Closed youngfly11 closed 3 years ago
Sorry for the late response due to holiday season. Yes, basically you can follow the adversarial training code in train_vqa_adv.py to get the adversarial pre-training code ready. We also plan to release the pre-training code. Thanks for your reminder. Please stay tuned. We will get this done asap.
Meanwhile, you can also try by yourself. There is no specific things that you need to worry about. Basically, follow the pre-training configuration file of the UNITER code base, and then add the adversarial-training-related hyper-parameters. Hope it helps!
Best, Zhe
Hi,zhe; Thanks for your response. I have a follow-up question. When I run the pretraining code in this VILLA repo, I found the training is very slow by using the default setting (setting the worker=4), the GPU utilization is very slow. When I set the worker=8 or higher, It will raise a problem as following. I am wondering that Do you have the same phenomenon during training? How is your training speed in pretraining?

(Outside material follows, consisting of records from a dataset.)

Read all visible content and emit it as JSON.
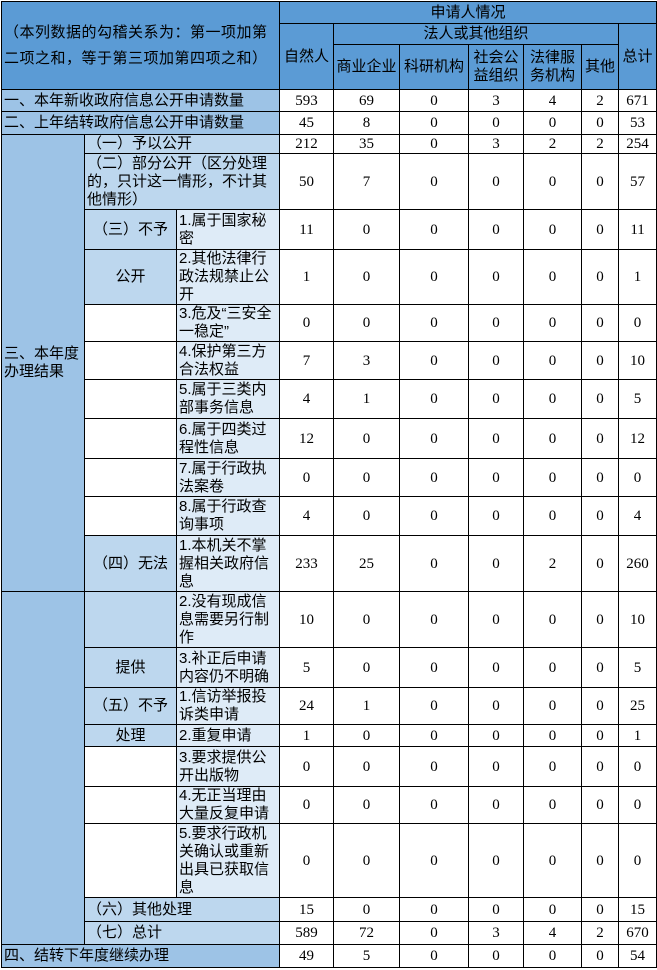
{
  "table": {
    "note": "（本列数据的勾稽关系为：第一项加第二项之和，等于第三项加第四项之和）",
    "header": {
      "applicant": "申请人情况",
      "natural": "自然人",
      "legal_org": "法人或其他组织",
      "total": "总计",
      "org_types": [
        "商业企业",
        "科研机构",
        "社会公益组织",
        "法律服务机构",
        "其他"
      ]
    },
    "columns": [
      "自然人",
      "商业企业",
      "科研机构",
      "社会公益组织",
      "法律服务机构",
      "其他",
      "总计"
    ],
    "rows": [
      {
        "label": "一、本年新收政府信息公开申请数量",
        "values": [
          593,
          69,
          0,
          3,
          4,
          2,
          671
        ]
      },
      {
        "label": "二、上年结转政府信息公开申请数量",
        "values": [
          45,
          8,
          0,
          0,
          0,
          0,
          53
        ]
      },
      {
        "label": "四、结转下年度继续办理",
        "values": [
          49,
          5,
          0,
          0,
          0,
          0,
          54
        ]
      }
    ],
    "section3": {
      "label": "三、本年度办理结果",
      "rows": [
        {
          "label": "（一）予以公开",
          "values": [
            212,
            35,
            0,
            3,
            2,
            2,
            254
          ]
        },
        {
          "label": "（二）部分公开（区分处理的，只计这一情形，不计其他情形）",
          "values": [
            50,
            7,
            0,
            0,
            0,
            0,
            57
          ]
        },
        {
          "group": "（三）不予",
          "item": "1.属于国家秘密",
          "values": [
            11,
            0,
            0,
            0,
            0,
            0,
            11
          ]
        },
        {
          "group": "公开",
          "item": "2.其他法律行政法规禁止公开",
          "values": [
            1,
            0,
            0,
            0,
            0,
            0,
            1
          ]
        },
        {
          "group": "",
          "item": "3.危及“三安全一稳定”",
          "values": [
            0,
            0,
            0,
            0,
            0,
            0,
            0
          ]
        },
        {
          "group": "",
          "item": "4.保护第三方合法权益",
          "values": [
            7,
            3,
            0,
            0,
            0,
            0,
            10
          ]
        },
        {
          "group": "",
          "item": "5.属于三类内部事务信息",
          "values": [
            4,
            1,
            0,
            0,
            0,
            0,
            5
          ]
        },
        {
          "group": "",
          "item": "6.属于四类过程性信息",
          "values": [
            12,
            0,
            0,
            0,
            0,
            0,
            12
          ]
        },
        {
          "group": "",
          "item": "7.属于行政执法案卷",
          "values": [
            0,
            0,
            0,
            0,
            0,
            0,
            0
          ]
        },
        {
          "group": "",
          "item": "8.属于行政查询事项",
          "values": [
            4,
            0,
            0,
            0,
            0,
            0,
            4
          ]
        },
        {
          "group": "（四）无法",
          "item": "1.本机关不掌握相关政府信息",
          "values": [
            233,
            25,
            0,
            0,
            2,
            0,
            260
          ]
        },
        {
          "group": "",
          "item": "2.没有现成信息需要另行制作",
          "values": [
            10,
            0,
            0,
            0,
            0,
            0,
            10
          ]
        },
        {
          "group": "提供",
          "item": "3.补正后申请内容仍不明确",
          "values": [
            5,
            0,
            0,
            0,
            0,
            0,
            5
          ]
        },
        {
          "group": "（五）不予",
          "item": "1.信访举报投诉类申请",
          "values": [
            24,
            1,
            0,
            0,
            0,
            0,
            25
          ]
        },
        {
          "group": "处理",
          "item": "2.重复申请",
          "values": [
            1,
            0,
            0,
            0,
            0,
            0,
            1
          ]
        },
        {
          "group": "",
          "item": "3.要求提供公开出版物",
          "values": [
            0,
            0,
            0,
            0,
            0,
            0,
            0
          ]
        },
        {
          "group": "",
          "item": "4.无正当理由大量反复申请",
          "values": [
            0,
            0,
            0,
            0,
            0,
            0,
            0
          ]
        },
        {
          "group": "",
          "item": "5.要求行政机关确认或重新出具已获取信息",
          "values": [
            0,
            0,
            0,
            0,
            0,
            0,
            0
          ]
        },
        {
          "label": "（六）其他处理",
          "values": [
            15,
            0,
            0,
            0,
            0,
            0,
            15
          ]
        },
        {
          "label": "（七）总计",
          "values": [
            589,
            72,
            0,
            3,
            4,
            2,
            670
          ]
        }
      ]
    }
  }
}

Thanks for trying our code. Empirically, we did not seem to meet the problem that you mentioned. How low is your GPU utilization?

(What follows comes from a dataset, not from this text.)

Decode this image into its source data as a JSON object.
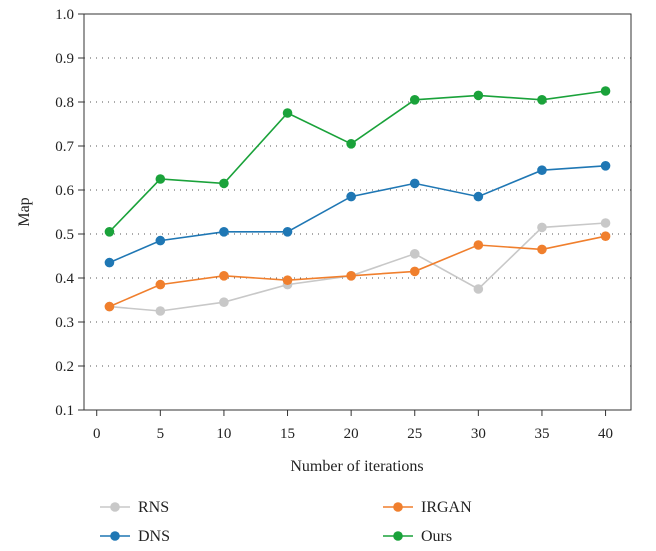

We ran the pretraining code on our internal Microsoft GPU clusters, and did not observe the low utilization phenomenon. This may be caused by your RAM size or disk speed, or other constraints. When you tried the fine-tuning code, did you also have the same low-utilization problem? Thanks.
Best, Zhe
Hi, zhe;
Thanks for your excellent work. Recently I want to reproduce some results in Villa and conduct pre-training on indomain datasets. I am curious about whether it is possible to mimic the adversarial training codes in train_vqa_adv.py to pretraining stage simply? Is there any specific configuration for adversarial training in pretraining stage?